Dans la lumière de ce grand talent poétique on aperçoit quelques ombres. La facilité merveilleuse de la versification incline parfois à la négligence. Des critiques sévères pourraient appréhender de surprendre l’auteur sur la pente glissante du panthéisme[1], cette erreur redoutable qui naît de la contemplation trop prolongée de la grandeur de Dieu, quand la faiblesse de l’homme cesse un moment de s’appuyer sur l’ancre de la foi qui empêche l’intelligence de dévier vers l’écueil. Une imagination qui n’est pas toujours maîtresse de son élan, une intelligence qui ne contient pas toujours sa pensée, et qui, ainsi que l’auteur le dit lui-même, se laisse emporter par elle, comme dans un tourbillon mélodieux; parfois quelque chose d’excessif dans les idées et les sentiments : voilà les défauts de cette riche nature, défauts plutôt indiqués que bien caractérisés dans ces premières poésies.

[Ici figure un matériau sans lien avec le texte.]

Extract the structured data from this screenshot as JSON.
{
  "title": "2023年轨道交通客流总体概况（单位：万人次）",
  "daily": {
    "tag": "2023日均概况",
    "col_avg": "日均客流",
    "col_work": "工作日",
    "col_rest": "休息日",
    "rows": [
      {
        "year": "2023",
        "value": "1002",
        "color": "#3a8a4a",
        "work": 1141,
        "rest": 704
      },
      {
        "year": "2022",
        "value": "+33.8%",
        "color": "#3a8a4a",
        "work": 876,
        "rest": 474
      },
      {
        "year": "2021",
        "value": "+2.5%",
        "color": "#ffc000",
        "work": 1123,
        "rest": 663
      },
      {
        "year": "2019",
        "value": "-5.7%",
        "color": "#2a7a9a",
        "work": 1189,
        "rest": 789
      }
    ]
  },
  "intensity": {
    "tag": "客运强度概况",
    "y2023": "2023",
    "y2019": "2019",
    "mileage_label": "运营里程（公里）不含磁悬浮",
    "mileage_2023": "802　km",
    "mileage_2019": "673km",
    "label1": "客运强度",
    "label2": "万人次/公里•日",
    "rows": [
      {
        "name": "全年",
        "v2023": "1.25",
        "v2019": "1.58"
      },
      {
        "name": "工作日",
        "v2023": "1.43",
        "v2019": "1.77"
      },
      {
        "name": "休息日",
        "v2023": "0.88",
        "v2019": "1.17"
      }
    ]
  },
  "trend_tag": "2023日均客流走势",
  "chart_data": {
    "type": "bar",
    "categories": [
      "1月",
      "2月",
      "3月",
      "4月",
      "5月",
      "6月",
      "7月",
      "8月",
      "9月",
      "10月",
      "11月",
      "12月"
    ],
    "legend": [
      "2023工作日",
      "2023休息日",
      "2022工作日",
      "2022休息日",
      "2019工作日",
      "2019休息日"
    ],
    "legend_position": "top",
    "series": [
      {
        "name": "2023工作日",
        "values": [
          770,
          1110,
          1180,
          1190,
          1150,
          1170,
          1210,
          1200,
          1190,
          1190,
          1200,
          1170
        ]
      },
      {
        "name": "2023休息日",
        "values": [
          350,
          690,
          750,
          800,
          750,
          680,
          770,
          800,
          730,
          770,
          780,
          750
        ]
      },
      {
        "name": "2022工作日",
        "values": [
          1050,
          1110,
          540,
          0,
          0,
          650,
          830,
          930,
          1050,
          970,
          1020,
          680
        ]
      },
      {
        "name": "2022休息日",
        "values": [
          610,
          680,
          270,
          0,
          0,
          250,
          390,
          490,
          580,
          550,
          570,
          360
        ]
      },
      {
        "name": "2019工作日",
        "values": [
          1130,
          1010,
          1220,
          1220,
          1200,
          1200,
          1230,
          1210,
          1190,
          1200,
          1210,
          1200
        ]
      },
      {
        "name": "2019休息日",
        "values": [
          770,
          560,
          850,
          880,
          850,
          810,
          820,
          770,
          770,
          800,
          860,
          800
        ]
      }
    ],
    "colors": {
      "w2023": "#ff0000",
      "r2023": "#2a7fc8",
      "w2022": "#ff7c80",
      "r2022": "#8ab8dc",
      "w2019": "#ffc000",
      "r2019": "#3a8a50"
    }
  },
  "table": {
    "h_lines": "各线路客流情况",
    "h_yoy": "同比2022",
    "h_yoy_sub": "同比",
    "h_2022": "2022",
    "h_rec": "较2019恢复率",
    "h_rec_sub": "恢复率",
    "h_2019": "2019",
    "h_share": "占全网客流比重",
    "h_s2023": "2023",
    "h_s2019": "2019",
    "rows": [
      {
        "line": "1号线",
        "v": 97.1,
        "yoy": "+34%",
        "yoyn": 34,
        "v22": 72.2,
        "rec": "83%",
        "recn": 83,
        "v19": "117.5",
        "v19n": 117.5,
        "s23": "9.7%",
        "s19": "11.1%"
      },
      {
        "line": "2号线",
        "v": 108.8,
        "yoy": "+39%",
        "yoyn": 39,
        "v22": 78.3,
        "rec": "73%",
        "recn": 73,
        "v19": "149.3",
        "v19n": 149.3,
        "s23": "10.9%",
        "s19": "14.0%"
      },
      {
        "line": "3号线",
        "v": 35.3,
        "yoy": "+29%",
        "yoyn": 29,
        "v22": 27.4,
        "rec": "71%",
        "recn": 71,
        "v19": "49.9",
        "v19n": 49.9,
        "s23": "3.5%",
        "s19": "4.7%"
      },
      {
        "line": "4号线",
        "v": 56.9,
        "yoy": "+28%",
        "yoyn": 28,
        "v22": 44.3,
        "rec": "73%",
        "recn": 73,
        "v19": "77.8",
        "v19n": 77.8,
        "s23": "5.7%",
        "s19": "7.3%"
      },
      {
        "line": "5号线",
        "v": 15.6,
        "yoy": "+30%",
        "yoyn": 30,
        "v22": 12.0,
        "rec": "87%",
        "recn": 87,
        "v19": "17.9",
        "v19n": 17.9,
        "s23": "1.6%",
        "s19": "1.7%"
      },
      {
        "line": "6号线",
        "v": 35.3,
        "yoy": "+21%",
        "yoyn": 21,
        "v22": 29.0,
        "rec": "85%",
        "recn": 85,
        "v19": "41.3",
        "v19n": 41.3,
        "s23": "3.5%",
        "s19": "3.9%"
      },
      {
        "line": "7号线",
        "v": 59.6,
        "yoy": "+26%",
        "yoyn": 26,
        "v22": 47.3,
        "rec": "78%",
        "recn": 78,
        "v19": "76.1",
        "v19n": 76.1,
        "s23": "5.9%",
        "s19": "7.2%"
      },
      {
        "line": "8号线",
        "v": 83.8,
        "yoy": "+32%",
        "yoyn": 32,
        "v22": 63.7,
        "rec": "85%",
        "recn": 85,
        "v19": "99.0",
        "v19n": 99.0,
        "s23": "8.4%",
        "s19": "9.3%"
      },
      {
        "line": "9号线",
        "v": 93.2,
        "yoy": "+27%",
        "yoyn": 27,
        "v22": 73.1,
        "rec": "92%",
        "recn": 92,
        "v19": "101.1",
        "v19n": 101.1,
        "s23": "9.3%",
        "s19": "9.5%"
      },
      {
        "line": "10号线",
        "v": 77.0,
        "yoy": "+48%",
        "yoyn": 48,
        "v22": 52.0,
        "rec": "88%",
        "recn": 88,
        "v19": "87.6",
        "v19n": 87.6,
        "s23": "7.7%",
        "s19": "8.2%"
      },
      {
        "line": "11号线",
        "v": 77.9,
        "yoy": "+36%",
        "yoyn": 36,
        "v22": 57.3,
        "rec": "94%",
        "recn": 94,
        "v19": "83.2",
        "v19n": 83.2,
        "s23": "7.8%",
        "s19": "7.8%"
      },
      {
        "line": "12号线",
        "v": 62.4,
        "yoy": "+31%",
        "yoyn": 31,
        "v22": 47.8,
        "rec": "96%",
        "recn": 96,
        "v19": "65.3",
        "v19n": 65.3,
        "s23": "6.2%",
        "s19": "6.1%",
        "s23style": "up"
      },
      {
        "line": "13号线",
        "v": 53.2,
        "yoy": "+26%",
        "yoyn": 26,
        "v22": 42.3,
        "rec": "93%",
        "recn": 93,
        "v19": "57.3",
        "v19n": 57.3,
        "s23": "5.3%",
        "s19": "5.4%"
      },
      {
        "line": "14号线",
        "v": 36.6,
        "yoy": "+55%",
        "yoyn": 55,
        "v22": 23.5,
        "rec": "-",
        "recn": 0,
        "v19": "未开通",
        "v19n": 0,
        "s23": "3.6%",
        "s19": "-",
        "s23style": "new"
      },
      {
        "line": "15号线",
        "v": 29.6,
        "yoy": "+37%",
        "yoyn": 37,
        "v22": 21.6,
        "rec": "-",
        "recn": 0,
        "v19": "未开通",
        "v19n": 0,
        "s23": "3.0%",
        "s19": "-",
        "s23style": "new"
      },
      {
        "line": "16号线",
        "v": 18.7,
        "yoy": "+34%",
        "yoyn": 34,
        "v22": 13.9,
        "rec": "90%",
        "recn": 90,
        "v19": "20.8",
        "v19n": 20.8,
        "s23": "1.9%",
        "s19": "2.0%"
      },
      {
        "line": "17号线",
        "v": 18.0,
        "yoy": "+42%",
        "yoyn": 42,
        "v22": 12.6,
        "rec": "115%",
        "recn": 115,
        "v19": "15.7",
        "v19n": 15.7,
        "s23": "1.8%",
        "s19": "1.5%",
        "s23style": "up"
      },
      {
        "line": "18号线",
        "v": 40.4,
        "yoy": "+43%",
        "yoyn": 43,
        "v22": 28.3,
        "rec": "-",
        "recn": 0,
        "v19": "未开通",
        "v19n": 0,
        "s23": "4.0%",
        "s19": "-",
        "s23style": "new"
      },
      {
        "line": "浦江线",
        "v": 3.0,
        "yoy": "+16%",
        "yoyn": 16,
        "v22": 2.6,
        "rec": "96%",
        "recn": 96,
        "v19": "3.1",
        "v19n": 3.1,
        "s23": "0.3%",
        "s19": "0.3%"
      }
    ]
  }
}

Du reste, les aspirations religieuses, littéraires et politiques de M. de Lamartine ne sont pas équivoques.

  1. Ainsi, dans la XXVIIIe Méditation, dédiée à M. l’abbé de la Mennais, on lit ces vers, qu’il serait peut-être difficile de justifier philosophiquement :

    L’être à flots éternels découlant de son sein
    Comme un fleuve nourri par cette source immense,
    S’en échappe et revient finir où tout commence.
    Il peuple l’infini chaque fois qu’il respire.